From diagnostic gap to system resilience: a new paradigm for antimicrobial resistance control in conflict-affected countries

May 12, 2026
48
УДК:  614.2:616.9:579.61:616.34-008.8
Specialities :
Resume

Antimicrobial resistance (AMR) remains one of the most critical threats to global public health in 2024–2026, directly causing over 1.14 million deaths annually worldwide. Effective AMR control requires integrating three dimensions largely studied in isolation: equitable access to microbiological diagnostics, gut microbiome modulation, and health system resilience. Objective: to develop an integrated conceptual model of AMR control combining diagnostic equity, micro­biome modulation, and health system resilience, with practical recommendations for conflict-affected health systems, particularly Ukraine. Methods. Systematic literature review (PubMed, Scopus, Web of Science, 2024–2026; 33 sources); WHO and CDC data analysis; synthesis of the author’s prior published research. Results.

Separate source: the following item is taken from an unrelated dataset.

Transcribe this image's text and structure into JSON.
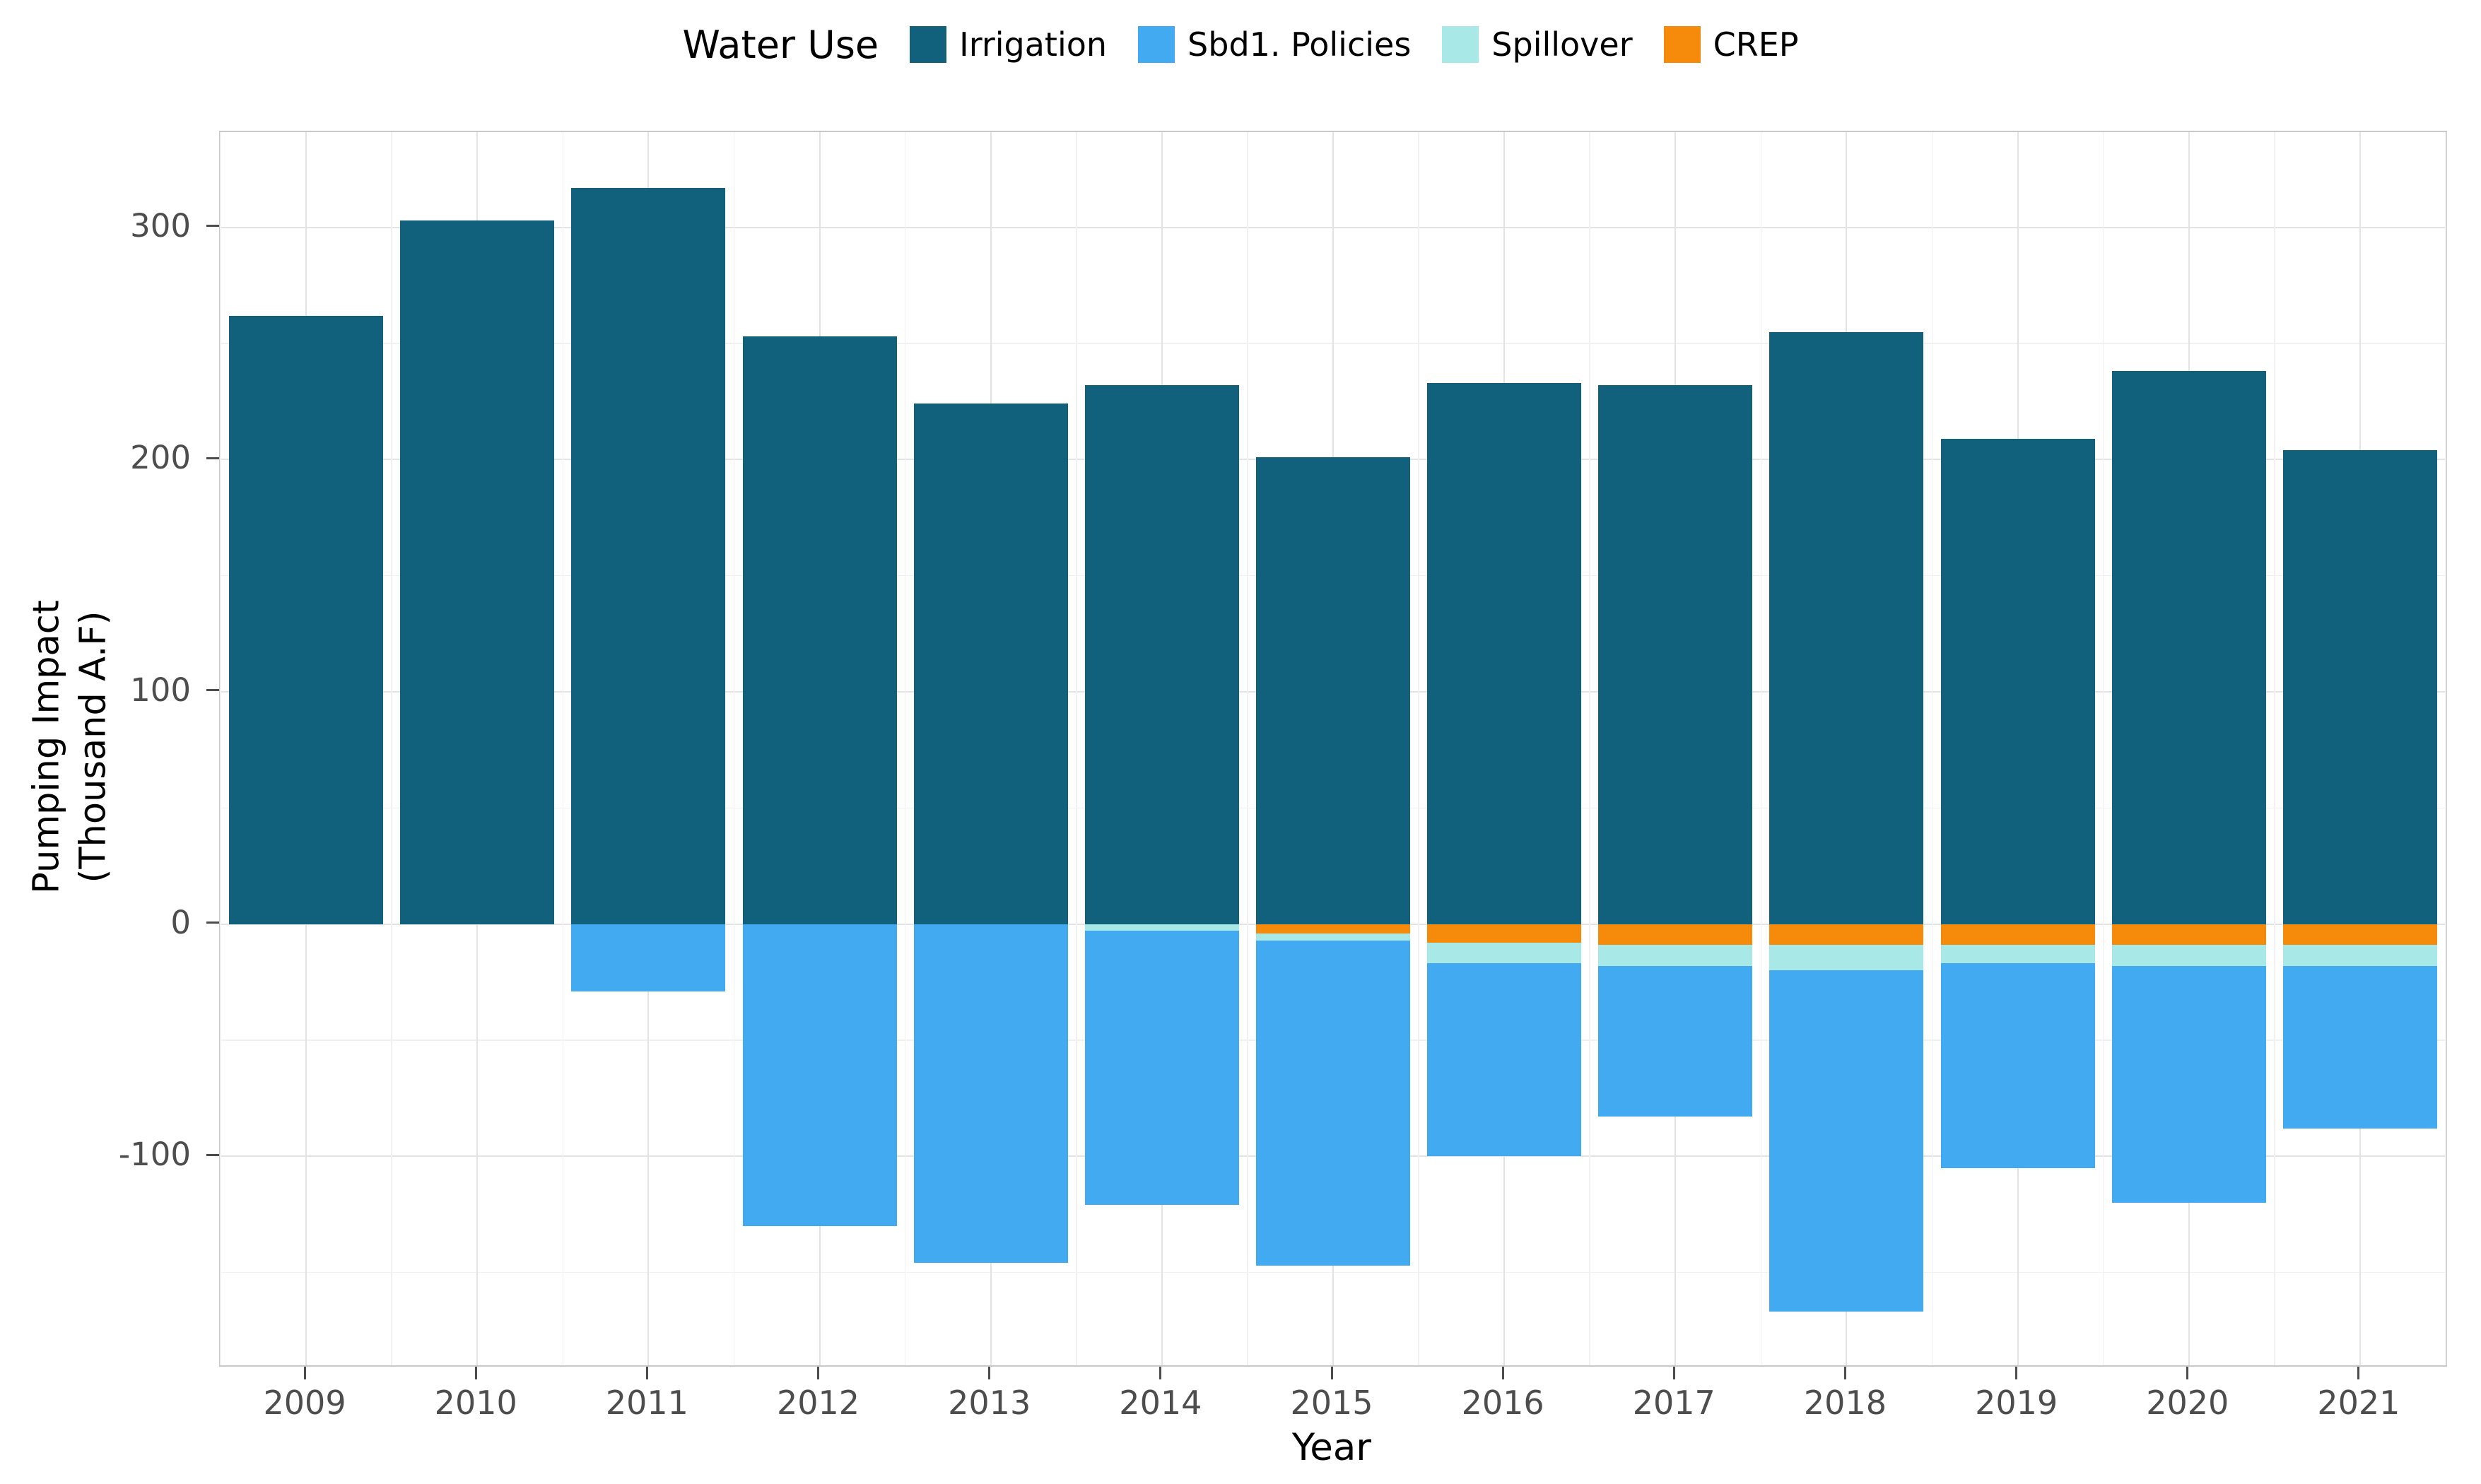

A structural diagnostic gap between LMICs and high-income countries is a key driver of empirical antibiotic overuse. The gut microbiome functions as a resistome reservoir, colonisation resistance barrier, and drug bioavailability modifier. Five critical management deficits of Ukraine’s healthcare system under biological threats were identified, and a proactive Anticipation–Adaptation–Recovery algorithm was proposed. Conclusions. Integration of diagnostic equity, microbiome surveillance, and management resilience, combined with antimicrobial stewardship programmes and digital tools, constitutes a necessary condition for effective AMR control in conflict-affected health systems.